5. The medical applicator of claim 1, wherein the pharmaceutical agent comprise an antifibrinolytic.

6. The medical applicator of claim 5, wherein the antifibrinolytic is tranexamic acid.

7. The medical applicator of claim 6, wherein the pharmaceutical agent comprises about 250 mg of tranexamic acid.

8. The medical applicator of claim 5, wherein the antifibrinolytic is aminocaproic acid.

9. The medical applicator of claim 1, wherein the pharmaceutical agent comprises a compound with vasoconstrictive characteristics.

10. The medical applicator of claim 9, wherein the compound with vasoconstrictive characteristics is oxymetazoline.

11. The medical applicator of claim 9, wherein the compound with vasoconstrictive characteristics is epinephrine.

12. The medical applicator of claim 1, wherein the medical applicator comprises a plurality of a pharmaceutical agents that are freeze dried to the absorptive material.

13. The medical applicator of claim 1, further comprising a cross-bar disposed at a proximal end of the absorptive material, wherein the cross-bar is configured to prevent the medical applicator from being lodged too deep in a nasal cavity.

14. The medical applicator of claim 13, further comprising a rigid elongate member and coupled to the cross-bar, wherein the absorptive material is elongate, and wherein the rigid elongate member is disposed within the absorptive material.
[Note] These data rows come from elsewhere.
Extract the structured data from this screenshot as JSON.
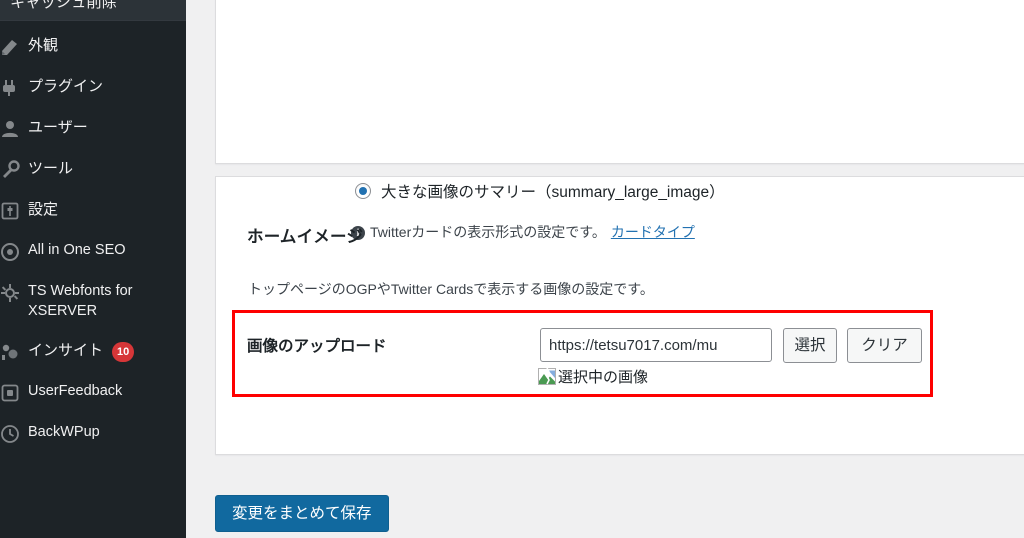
{
  "sidebar": {
    "clipped_top_item": "キャッシュ削除",
    "items": [
      {
        "label": "外観",
        "icon": "appearance-brush-icon",
        "badge": null,
        "latin": false
      },
      {
        "label": "プラグイン",
        "icon": "plugins-plug-icon",
        "badge": null,
        "latin": false
      },
      {
        "label": "ユーザー",
        "icon": "users-person-icon",
        "badge": null,
        "latin": false
      },
      {
        "label": "ツール",
        "icon": "tools-hammer-icon",
        "badge": null,
        "latin": false
      },
      {
        "label": "設定",
        "icon": "settings-sliders-icon",
        "badge": null,
        "latin": false
      },
      {
        "label": "All in One SEO",
        "icon": "aioseo-circle-icon",
        "badge": null,
        "latin": true
      },
      {
        "label": "TS Webfonts for XSERVER",
        "icon": "gear-icon",
        "badge": null,
        "latin": true
      },
      {
        "label": "インサイト",
        "icon": "insights-chart-icon",
        "badge": "10",
        "latin": false
      },
      {
        "label": "UserFeedback",
        "icon": "feedback-square-icon",
        "badge": null,
        "latin": true
      },
      {
        "label": "BackWPup",
        "icon": "backup-clock-icon",
        "badge": null,
        "latin": true
      }
    ]
  },
  "twitter_card_section": {
    "radio_option_label": "大きな画像のサマリー（summary_large_image）",
    "radio_selected": true,
    "hint_icon": "info-icon",
    "hint_text": "Twitterカードの表示形式の設定です。",
    "hint_link_label": "カードタイプ"
  },
  "home_image_section": {
    "title": "ホームイメージ",
    "description": "トップページのOGPやTwitter Cardsで表示する画像の設定です。",
    "upload_row": {
      "label": "画像のアップロード",
      "input_value": "https://tetsu7017.com/mu",
      "input_placeholder": "",
      "select_button": "選択",
      "clear_button": "クリア",
      "thumbnail_icon": "broken-image-icon",
      "thumbnail_alt_text": "選択中の画像"
    }
  },
  "footer": {
    "save_button": "変更をまとめて保存"
  },
  "colors": {
    "sidebar_bg": "#1d2327",
    "sidebar_highlight": "#2c3338",
    "page_bg": "#f0f0f1",
    "card_bg": "#ffffff",
    "card_border": "#dcdcde",
    "accent_blue": "#2271b1",
    "primary_button": "#11699f",
    "badge_red": "#d63638",
    "highlight_red": "#fe0000",
    "text_dark": "#1d2327"
  }
}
15. The medical applicator of claim 1, further comprising a pull string coupled to a proximal end of the medical applicator.

16. The medical applicator of claim 1, wherein the medical applicator further comprises a rigid elongate member that extends from a proximal end to a distal end of the medical applicator, wherein the absorptive material is coupled to the rigid elongate member and extends from the proximal end to the distal end of the applicator.

17. The medical applicator of claim 1, wherein the medical applicator is a vaginal tampon.

18. The medical applicator of claim 1, wherein the medical applicator is a bandage.

19. A method of treating a bloody nose comprising:

inserting a medical applicator into a nostril of a patient, wherein the medical applicator comprises:

an absorptive material; and

wherein the pharmaceutical agent is configured to prevent the body's natural enzymatic or catalytic breakdown of clotted blood to bring about a physiological effect that reduces the user's blood loss.

20. A method of preparing a medical applicator with a freeze dried pharmaceutical agent comprising:

preparing a solution of a pharmaceutical agent with a predetermined concentration;

soaking a medical applicator in the solution, the medical applicator comprising an absorptive material; and

freeze drying the medical applicator to remove a liquid from the solution from the medical applicator but maintain the pharmaceutical agent in the absorptive material.